前言
Promise相信大家都很熟悉,而手写一个Promise也是大厂面试的热点,那么让我们一步步的手写一个Promise吧
搭建Promise的骨架
根据promise/A+规范,Promsie构造函数返回一个promise对象实例,这个对象具有一个then方法。在then方法中,有两个函数类型的参数,分别是onfulfilled和onrejected。
其中,onfulfilled通过参数可以获取Promise对象经过resolve处理后的值,onrejected可以获取Promise对象经过reject处理后的值。
我们先根据规范把构造函数和then方法写好
function Promise(executor){
}
Promise.prototype.then=function(onfulfilled,onrejected){
}
在使用new调用Promise构造函数时,往往是异步操作结束时调用executor的参数resolve,并将经过resolve处理后的值,可以在后续的then方法的第一个函数参数中第一个函数参数onfulfilled中拿到;当出现错误时,调用executor的参数reject,并将错误信息作为reject的函数参数执行,这个错误信息可以在后续then方法的第二个参数onrejected中得到,代码如下
function Promise(executor){
this.status = 'pending'
this.value = null
this.reason = null
//箭头函数保证resolve和reject方法能够拿到Promise实例的值
const resolve=value=>{
this.value =value
}
const reject=reason=>{
this.reason = reason
}
executor(resolve,reject)
}
Promise.prototype.then = function(onfulfilled ,onrejected){
onfulfilled(this.value)
onrejected(this.error)
}
完善Promise的状态
我们测试一下之前的代码
let promise = new Promise((resolve,reject) =>{
resolve('data')
reject('error')
})
promise.then(data=>{
console.log(data)
},error =>{
console.log(error)
})
执行上面代码将会输出data和error,而正常的promise会输出data
因为Promise的实例状态只能从pending变为fulfilled,或者从pending变为rejected。而且状态一旦变更完毕,就不可能再次变化。代码如下
function Promise(executor) {
this.status = 'pending'
this.value = null
this.reason = null
//在resovle和reject方法中加入了判断,只允许Promsie实例状态从pending变为fulfilled,或者从pending变为rejected
const resolve = value => {
if (this.status === 'pending') {
this.value = value
this.status = 'fulfilled'
}
}
const reject = reason => {
if (this.status === 'pending') {
this.reason = reason
this.status = 'rejected'
}
}
executor(resolve, reject)
}
Promise.prototype.then = function (onfulfilled , onrejected ) {
if (this.status === 'fulfilled'){
onfulfilled(this.value)
}
if (this.status === 'rejected'){
onrejected(this.reason)
}
}
ok,我们的代码可以顺利执行了,但是Promise是用来解决异步问题的,而我们的代码是同步执行的,别着急,下面我们就完善最重要的异步逻辑
编写Promise的异步逻辑
异步初步实现
我们先测试一下如下代码
let promise = new Promise((resolve,reject) =>{
setTimeout(()=>{
resolve('data')
},2000)
})
promise.then(data =>{
console.log(data)
})
等待2s,发现并没有任何东西输出?^?而正常情况下会在两秒后输出data
原因是我们的then方法中的onfulfilled是同步执行的,它在执行时this.status依然为pending,并没有做到2s后在执行onfulfilled。

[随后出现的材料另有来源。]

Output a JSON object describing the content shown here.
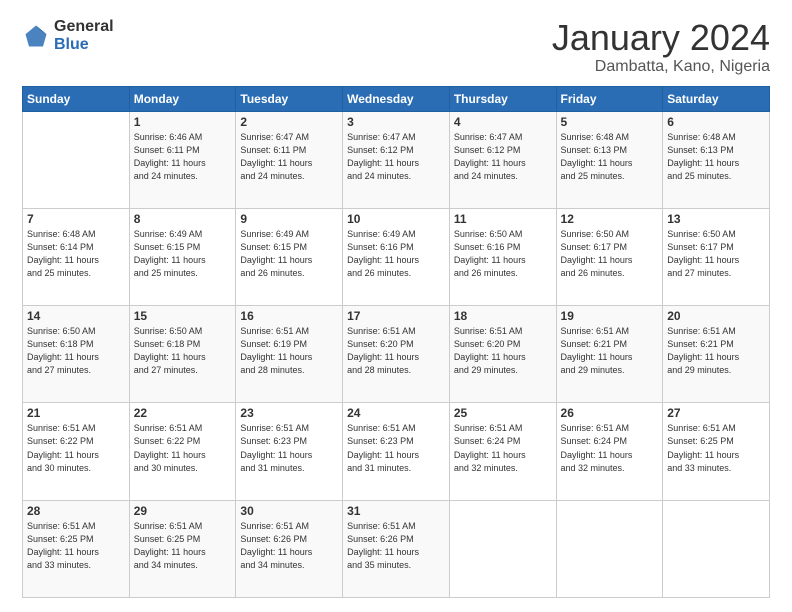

我们应该在合适的时间调用onfulfilled方法,这个时间就是开发者调用resolve时。所以我们先在状态为pending时把开发者传进来的onfulfilled方法存起来,再在resolve方法中执行即可。代码如下
function Promise(executor) {
this.status = "pending";
this.value = null;
this.reason = null;
//设置默认值为函数元
this.onfulfilledFunc = Function.prototype;
this.onrejectedFunc = Function.prototype;
const resolve = (value) => {
//判断value是否为Promise实例,如果是先对它执行then方法
if (value instanceof Promise) {
return value.then(resolve, reject);
}
if (this.status === "pending") {
this.value = value;
this.status = "fulfilled";
this.onfulfilledFunc(this.value);
}
};
const reject = (reason) => {
if (this.status === "pending") {
this.reason = reason;
this.status = "rejected";
this.onrejectedFunc(this.reason);
}
};
executor(resolve, reject);
}
Promise.prototype.then = function (onfulfilled, onrejected) {
if (this.status === "fulfilled") {
onfulfilled(this.value);
}
if (this.status === "rejected") {
onrejected(this.reason);
}
if (this.status === "pending") {
this.onfulfilledFunc = onfulfilled;
this.onrejectedFunc = onrejected;
}
};
放入任务队列
我们看下面这个测试
let promise = new Promise((resolve, reject) => {
resolve("data");
});
promise.then((data) => {
console.log(data);
});
console.log(1);
我们代码输出了data,再输出了1。
而正常的话,先输出1,再输出data。
原因是console.log(1)是同步任务,只有当同步任务的栈为空时,才会执行异步的任务队列。因此需要将resolve与reject放到任务队列中。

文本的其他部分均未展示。